Sepulang sekolah hingga malam tiba Lia hanya menghabiskan waktunya mengurung diri di kamar. Arga yang tahu betul sikap dan kebiasaan Lia saat Lia merasa galau dan bersedih hati, membiarkan Lia untuk menyendiri dan memulihkan sakit hatinya karena ulah Ari.

Berkali-kali Arga mengetuk pintu kamar Lia, namun tak ada jawaban dari si empunya kamar.

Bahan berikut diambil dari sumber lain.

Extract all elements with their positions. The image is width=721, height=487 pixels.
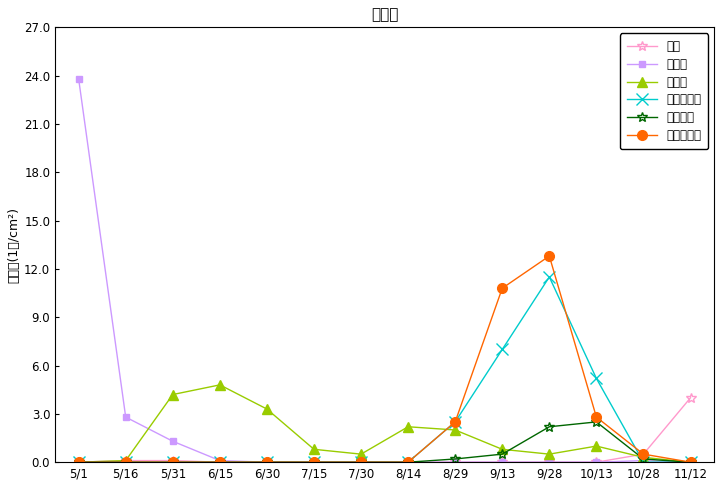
ヒノキ bbox=[169, 438, 177, 444]
スギ bbox=[451, 459, 459, 465]
Line: ヨモギ属: ヨモギ属 bbox=[74, 417, 695, 467]
カナムグラ bbox=[309, 459, 318, 465]
ヨモギ属 bbox=[121, 459, 130, 465]
ブタクサ属 bbox=[216, 459, 224, 465]
ヒノキ bbox=[686, 459, 695, 465]
イネ科 bbox=[309, 447, 318, 452]
スギ bbox=[74, 459, 83, 465]
カナムグラ bbox=[686, 459, 695, 465]
スギ bbox=[498, 459, 507, 465]
ブタクサ属 bbox=[639, 459, 647, 465]
Line: イネ科: イネ科 bbox=[74, 380, 695, 467]
スギ bbox=[121, 458, 130, 464]
イネ科 bbox=[498, 447, 507, 452]
ヨモギ属 bbox=[686, 459, 695, 465]
ブタクサ属 bbox=[357, 459, 366, 465]
ヒノキ bbox=[74, 76, 83, 82]
ヒノキ bbox=[121, 414, 130, 420]
ヒノキ bbox=[216, 458, 224, 464]
ブタクサ属 bbox=[309, 459, 318, 465]
カナムグラ bbox=[451, 419, 459, 425]
イネ科 bbox=[216, 382, 224, 388]
カナムグラ bbox=[262, 459, 271, 465]
ヒノキ bbox=[639, 458, 647, 464]
イネ科 bbox=[639, 454, 647, 460]
ブタクサ属 bbox=[686, 459, 695, 465]
スギ bbox=[309, 459, 318, 465]
イネ科 bbox=[74, 459, 83, 465]
ブタクサ属 bbox=[169, 459, 177, 465]
イネ科 bbox=[686, 459, 695, 465]
カナムグラ bbox=[121, 459, 130, 465]
ヨモギ属 bbox=[498, 451, 507, 457]
カナムグラ bbox=[639, 451, 647, 457]
ヨモギ属 bbox=[545, 424, 554, 430]
スギ bbox=[169, 458, 177, 464]
ヨモギ属 bbox=[404, 459, 412, 465]
カナムグラ bbox=[404, 459, 412, 465]
ブタクサ属 bbox=[498, 347, 507, 353]
スギ bbox=[592, 459, 601, 465]
イネ科 bbox=[404, 424, 412, 430]
ヒノキ bbox=[451, 459, 459, 465]
スギ bbox=[262, 459, 271, 465]
カナムグラ bbox=[592, 414, 601, 420]
ブタクサ属 bbox=[451, 419, 459, 425]
ヨモギ属 bbox=[74, 459, 83, 465]
ヨモギ属 bbox=[262, 459, 271, 465]
ヨモギ属 bbox=[592, 419, 601, 425]
スギ bbox=[545, 459, 554, 465]
ヨモギ属 bbox=[309, 459, 318, 465]
Line: カナムグラ: カナムグラ bbox=[74, 251, 695, 467]
カナムグラ bbox=[545, 253, 554, 259]
スギ bbox=[216, 459, 224, 465]
ヨモギ属 bbox=[451, 456, 459, 462]
カナムグラ bbox=[357, 459, 366, 465]
イネ科 bbox=[357, 451, 366, 457]
ヒノキ bbox=[498, 459, 507, 465]
Line: ヒノキ: ヒノキ bbox=[75, 75, 694, 466]
カナムグラ bbox=[498, 285, 507, 291]
イネ科 bbox=[262, 406, 271, 412]
カナムグラ bbox=[216, 459, 224, 465]
カナムグラ bbox=[74, 459, 83, 465]
イネ科 bbox=[169, 392, 177, 397]
イネ科 bbox=[545, 451, 554, 457]
ヒノキ bbox=[309, 459, 318, 465]
スギ bbox=[357, 459, 366, 465]
イネ科 bbox=[121, 458, 130, 464]
ブタクサ属 bbox=[121, 459, 130, 465]
Line: ブタクサ属: ブタクサ属 bbox=[73, 271, 696, 468]
イネ科 bbox=[592, 443, 601, 449]
ヒノキ bbox=[592, 459, 601, 465]
スギ bbox=[686, 395, 695, 401]
ブタクサ属 bbox=[404, 459, 412, 465]
スギ bbox=[404, 459, 412, 465]
ブタクサ属 bbox=[592, 375, 601, 381]
イネ科 bbox=[451, 427, 459, 433]
Y-axis label: 花粉数(1個/cm²): 花粉数(1個/cm²) bbox=[7, 207, 20, 283]
ヨモギ属 bbox=[639, 456, 647, 462]
カナムグラ bbox=[169, 459, 177, 465]
ヨモギ属 bbox=[357, 459, 366, 465]
ブタクサ属 bbox=[74, 459, 83, 465]
ブタクサ属 bbox=[262, 459, 271, 465]
ヒノキ bbox=[545, 459, 554, 465]
ヒノキ bbox=[262, 459, 271, 465]
ブタクサ属 bbox=[545, 274, 554, 280]
Title: 千代田: 千代田 bbox=[371, 7, 398, 22]
Legend: スギ, ヒノキ, イネ科, ブタクサ属, ヨモギ属, カナムグラ: スギ, ヒノキ, イネ科, ブタクサ属, ヨモギ属, カナムグラ bbox=[620, 33, 708, 149]
ヒノキ bbox=[357, 459, 366, 465]
ヨモギ属 bbox=[216, 459, 224, 465]
Line: スギ: スギ bbox=[74, 393, 695, 467]
ヨモギ属 bbox=[169, 459, 177, 465]
スギ bbox=[639, 451, 647, 457]
ヒノキ bbox=[404, 459, 412, 465]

Jam makan malam telah tiba, ia tak ingin acara makan malamnya hanya ditemani dengan piring, gelas, sendok, garpu dan makanan yang terhidang dihadapannya, karena mamanya telah berada di luar negeri untuk urusan bisnis, sedangkan adik satu-satunya menghabiskan lebih banyak waktu lagi di kamarnya untuk menyendiri.

"Lia," panggil Arga seraya membuka gagang pintu kamar Lia yang ternyata tidak terkunci.

Masih juga tak ada panggilan dari sang pemilik kamar. Arga melangkahkan kakinya memasuki kamar Lia. Ia mendapati adiknya duduk diatas ranjang empuknya sedang merengkuh sebuah bantal didepan badannya. Arga mendekati Lia dalam diam.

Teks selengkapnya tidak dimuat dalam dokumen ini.